Kubricks fantastisches Kinoabenteuer vereint technische Utopie und kulturphilosophische Spekulation zu einer Weltraumoper von überwältigendem Ausmaß. Der kühne gedankliche Entwurf des Films (eine Entwicklungsgeschichte der Menschheit voller Skepsis und bitterer Ironie) wird mit nicht minder kühnen optischen Effekten und einer revolutionären Tricktechnik realisiert, die das Genre des Science-Fiction-Films in den folgenden Jahren entscheidend prägten.
HINTERGRUNDINFORMATIONEN
2001: Odyssee im Weltraum
2001: A SPACE ODDYSSEY (Originaltitel)
Produktionsland: UK, USA
Erscheinungsjahr: 1968
Länge: 143 Minuten
Regie: Stanley Kubrick
Drehbuch: Stanley Kubrick, Arthur C. Clarke
Musik: unter anderem György Ligeti, Richard Strauss (Also sprach Zarathustra), Johann Strauß (An der schönen blauen Donau)
Kamera: Geoffrey Unsworth
Darsteller: Keir Dullea (Dr. David „Dave“ Bowman), Gary Lockwood (Dr. Frank Poole), William Sylvester (Dr. Heywood R. Floyd), Stimme von HAL 9000: Douglas Rain (engl.), Peter Schiff (dt.), Robert Beatty (Dr. Ralph Halvorsen)

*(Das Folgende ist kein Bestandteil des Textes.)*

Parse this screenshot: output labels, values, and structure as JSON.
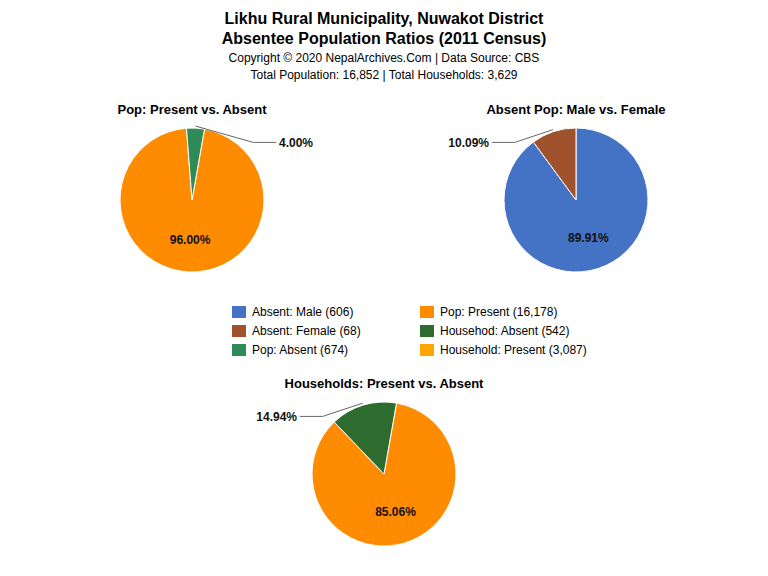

- David Bowie verfasste unter dem Eindruck des Films eines seiner bekanntesten Lieder: Space Oddity (1969). Er schaffte damit seinen musikalischen Durchbruch.
- In der originalen Kinoversion von 1968 begann der Film auf Anweisung von Stanley Kubrick vollkommen ohne Vorspann. Zum Beginn der Vorstellung wurde im Kinosaal als erstes das Licht gelöscht; nach 1–2 Minuten Dunkelheit – wenn sich vollkommene Ruhe im Kinosaal ausgebreitet hatte – wurde der Film mit dem langen Basscrescendo von „Also sprach Zaratustra“ gestartet und einer langen Aufblende zum Sonnenaufgang in der Wüste. Zusätzlich war eine Pause von 10 bis 15 Minuten nach dem Kapitel Mondstation Clavius vorgesehen.
- Die ersten ca. 25 Minuten, sowie die letzten ca. 22 Minuten und insgesamt etwa 70% des Films vergehen ohne Worte; es dauert ca. 55 Minuten, bis der Hauptdarsteller seinen ersten Auftritt hat.
- In dem Buch 2001: Odyssee im Weltraum von Arthur C. Clarke spielt sich die Filmhandlung nicht vor Jupiter, sondern vor dem Planeten Saturn ab. Aus technischen Gründen bei der Herstellung des Films hat sich Kubrick dann dazu entschieden, den Jupiter als Zielplaneten auszuwählen, da die Ringe des Saturns nicht realistisch im Film dargestellt werden konnten.